HD Tach does a write across the depth and breadth of the disk, showing performance across all of the platters in the drive. Once again, while there are some thready moments where the drive might drop down to as low as 220 MB/s, most of the time it hovers consistently at or around the 250-260MB/s range, confirming what we’ve seen in the other two tests.
As you can see above, all three tests yielded similarly consistent results, providing better than advertised speeds. To test the real world copy performance, I also moved nearly 200GB of data from an m.2 drive to the BarraCuda drive. I’ve shortened the sequence for video brevity, but the transfer took 18 minutes and 30 seconds to move the entire payload. As this test involved several Steam games, the file sizes varied wildly, allowing for natural swings in the transfer speeds.

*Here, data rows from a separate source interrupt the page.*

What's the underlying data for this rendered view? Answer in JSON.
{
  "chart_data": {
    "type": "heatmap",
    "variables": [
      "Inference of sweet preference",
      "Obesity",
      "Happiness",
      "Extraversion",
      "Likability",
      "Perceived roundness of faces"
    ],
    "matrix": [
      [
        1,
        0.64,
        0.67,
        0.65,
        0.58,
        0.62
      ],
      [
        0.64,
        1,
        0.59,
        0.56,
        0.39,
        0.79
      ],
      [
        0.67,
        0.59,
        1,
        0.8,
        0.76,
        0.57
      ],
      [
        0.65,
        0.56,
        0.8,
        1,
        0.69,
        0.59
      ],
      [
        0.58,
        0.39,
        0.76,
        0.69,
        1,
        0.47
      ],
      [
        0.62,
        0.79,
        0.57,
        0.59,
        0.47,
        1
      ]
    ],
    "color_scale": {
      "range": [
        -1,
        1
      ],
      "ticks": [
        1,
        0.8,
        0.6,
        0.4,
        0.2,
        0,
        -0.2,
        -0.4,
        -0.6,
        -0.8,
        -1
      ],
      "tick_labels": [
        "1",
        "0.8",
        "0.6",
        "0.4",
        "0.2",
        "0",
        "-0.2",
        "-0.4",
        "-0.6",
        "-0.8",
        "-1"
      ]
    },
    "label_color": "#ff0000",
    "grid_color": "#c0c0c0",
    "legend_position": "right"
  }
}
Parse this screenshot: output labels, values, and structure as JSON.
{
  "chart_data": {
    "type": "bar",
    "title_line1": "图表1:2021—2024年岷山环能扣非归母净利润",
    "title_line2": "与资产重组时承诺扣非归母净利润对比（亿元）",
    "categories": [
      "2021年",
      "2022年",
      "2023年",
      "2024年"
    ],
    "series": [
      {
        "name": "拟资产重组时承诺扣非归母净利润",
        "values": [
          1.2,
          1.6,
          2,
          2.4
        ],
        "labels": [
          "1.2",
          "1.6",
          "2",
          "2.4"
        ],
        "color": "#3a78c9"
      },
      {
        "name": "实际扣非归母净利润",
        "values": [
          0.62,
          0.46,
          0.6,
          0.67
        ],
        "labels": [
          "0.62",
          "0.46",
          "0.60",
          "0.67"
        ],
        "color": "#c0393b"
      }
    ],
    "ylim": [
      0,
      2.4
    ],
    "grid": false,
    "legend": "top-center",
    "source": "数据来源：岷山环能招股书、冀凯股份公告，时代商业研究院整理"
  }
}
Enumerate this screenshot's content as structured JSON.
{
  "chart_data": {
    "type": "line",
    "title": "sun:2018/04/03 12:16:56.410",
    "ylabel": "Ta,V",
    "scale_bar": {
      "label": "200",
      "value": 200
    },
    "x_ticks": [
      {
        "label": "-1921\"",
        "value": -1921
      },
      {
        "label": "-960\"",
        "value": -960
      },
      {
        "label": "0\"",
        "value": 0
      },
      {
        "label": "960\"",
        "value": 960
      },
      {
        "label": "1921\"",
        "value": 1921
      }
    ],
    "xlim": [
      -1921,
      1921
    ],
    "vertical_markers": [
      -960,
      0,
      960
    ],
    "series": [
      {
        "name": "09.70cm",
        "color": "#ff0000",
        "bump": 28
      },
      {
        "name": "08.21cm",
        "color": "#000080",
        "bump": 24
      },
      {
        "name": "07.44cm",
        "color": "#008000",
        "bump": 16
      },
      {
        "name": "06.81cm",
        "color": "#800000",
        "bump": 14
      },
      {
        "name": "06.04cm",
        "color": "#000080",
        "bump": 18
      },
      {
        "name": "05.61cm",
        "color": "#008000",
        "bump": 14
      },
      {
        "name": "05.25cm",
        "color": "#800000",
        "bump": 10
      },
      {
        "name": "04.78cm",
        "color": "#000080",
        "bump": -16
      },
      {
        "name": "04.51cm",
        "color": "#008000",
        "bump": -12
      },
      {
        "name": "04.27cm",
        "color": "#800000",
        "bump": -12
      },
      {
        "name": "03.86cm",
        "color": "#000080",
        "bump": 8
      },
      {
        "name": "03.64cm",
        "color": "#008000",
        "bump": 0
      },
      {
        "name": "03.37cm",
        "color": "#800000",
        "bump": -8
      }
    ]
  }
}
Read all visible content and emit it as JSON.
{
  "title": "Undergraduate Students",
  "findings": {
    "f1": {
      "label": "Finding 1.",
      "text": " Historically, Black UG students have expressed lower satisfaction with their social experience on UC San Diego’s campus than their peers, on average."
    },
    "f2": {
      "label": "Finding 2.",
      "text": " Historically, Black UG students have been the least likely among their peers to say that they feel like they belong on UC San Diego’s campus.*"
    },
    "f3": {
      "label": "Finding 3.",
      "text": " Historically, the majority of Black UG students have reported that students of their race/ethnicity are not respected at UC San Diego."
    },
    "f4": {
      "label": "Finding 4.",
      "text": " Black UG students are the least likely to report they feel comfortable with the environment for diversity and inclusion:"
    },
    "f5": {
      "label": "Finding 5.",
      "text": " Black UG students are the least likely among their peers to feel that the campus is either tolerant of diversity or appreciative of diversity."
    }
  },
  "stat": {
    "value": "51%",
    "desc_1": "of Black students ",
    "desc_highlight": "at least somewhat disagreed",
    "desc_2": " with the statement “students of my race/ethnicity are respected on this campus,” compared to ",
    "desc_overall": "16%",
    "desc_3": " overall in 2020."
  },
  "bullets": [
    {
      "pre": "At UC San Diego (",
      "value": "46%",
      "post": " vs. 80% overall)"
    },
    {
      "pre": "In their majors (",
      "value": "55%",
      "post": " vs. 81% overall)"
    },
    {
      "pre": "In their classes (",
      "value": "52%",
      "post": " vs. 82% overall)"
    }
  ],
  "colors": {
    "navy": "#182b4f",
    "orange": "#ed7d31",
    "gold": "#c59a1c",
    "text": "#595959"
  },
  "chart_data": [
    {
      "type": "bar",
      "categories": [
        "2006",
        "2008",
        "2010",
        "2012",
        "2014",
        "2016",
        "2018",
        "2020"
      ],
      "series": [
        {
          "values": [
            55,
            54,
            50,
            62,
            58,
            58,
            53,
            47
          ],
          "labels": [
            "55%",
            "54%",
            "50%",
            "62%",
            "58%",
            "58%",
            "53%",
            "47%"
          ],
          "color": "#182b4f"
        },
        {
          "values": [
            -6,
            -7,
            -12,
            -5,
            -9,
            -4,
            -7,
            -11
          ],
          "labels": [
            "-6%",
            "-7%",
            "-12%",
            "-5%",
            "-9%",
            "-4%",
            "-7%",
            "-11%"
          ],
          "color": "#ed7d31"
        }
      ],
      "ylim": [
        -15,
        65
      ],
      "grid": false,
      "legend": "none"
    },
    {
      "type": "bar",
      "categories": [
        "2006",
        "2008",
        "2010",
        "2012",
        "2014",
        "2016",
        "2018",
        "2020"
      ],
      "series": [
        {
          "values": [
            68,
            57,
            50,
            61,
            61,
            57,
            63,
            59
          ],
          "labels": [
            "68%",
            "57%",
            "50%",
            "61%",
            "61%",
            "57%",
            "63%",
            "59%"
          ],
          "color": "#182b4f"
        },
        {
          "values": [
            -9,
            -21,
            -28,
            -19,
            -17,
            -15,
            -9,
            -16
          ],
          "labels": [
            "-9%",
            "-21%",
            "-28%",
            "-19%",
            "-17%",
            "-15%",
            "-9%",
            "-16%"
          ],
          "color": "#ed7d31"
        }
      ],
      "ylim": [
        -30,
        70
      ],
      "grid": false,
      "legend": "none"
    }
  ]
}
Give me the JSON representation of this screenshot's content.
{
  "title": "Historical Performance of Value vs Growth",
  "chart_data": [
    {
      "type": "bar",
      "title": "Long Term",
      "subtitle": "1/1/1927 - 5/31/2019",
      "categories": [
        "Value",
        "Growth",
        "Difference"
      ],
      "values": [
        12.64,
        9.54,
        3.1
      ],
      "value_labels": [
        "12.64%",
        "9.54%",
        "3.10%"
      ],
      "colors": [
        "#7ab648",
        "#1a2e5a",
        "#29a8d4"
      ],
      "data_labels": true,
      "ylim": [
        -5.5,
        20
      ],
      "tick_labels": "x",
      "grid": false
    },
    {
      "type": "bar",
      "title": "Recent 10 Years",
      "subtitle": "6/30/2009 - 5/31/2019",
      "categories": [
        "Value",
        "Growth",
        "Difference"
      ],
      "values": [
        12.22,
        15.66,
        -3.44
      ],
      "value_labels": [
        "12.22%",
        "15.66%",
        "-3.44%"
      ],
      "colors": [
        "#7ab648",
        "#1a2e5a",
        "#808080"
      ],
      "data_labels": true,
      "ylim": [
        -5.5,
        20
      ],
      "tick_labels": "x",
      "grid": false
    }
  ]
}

This is far more real-world reality, but still showcased that, on the whole, the BarraCuda Pro is more than capable of delivering on its speed promises.
While I did this review, the only real con I could come up with is the fact that, while this is an extraordinary amount of storage, the price tag is rather steep for what is ostensibly a technology on its way out. There’s absolutely no arguing that there is a place for large capacity storage, and in a world where games continue to grow in size but SSDs are struggling to keep up, it’s easy to see that we aren’t done with rotational storage quite yet. The question for you as a consumer will be balancing whether you need this much storage, or if a smaller capacity at a lower price point might be a sufficient investment, which is largely dependent on your use case.
Seagate BarraCuda Pro 12TB HDD
With a staggering amount of storage capacity, the BarraCuda Pro exceeds its advertised read and write speeds, while delivering consistent performance and the best warranty in its class. This drive proves there’s still a place for rotational storage in the gaming world.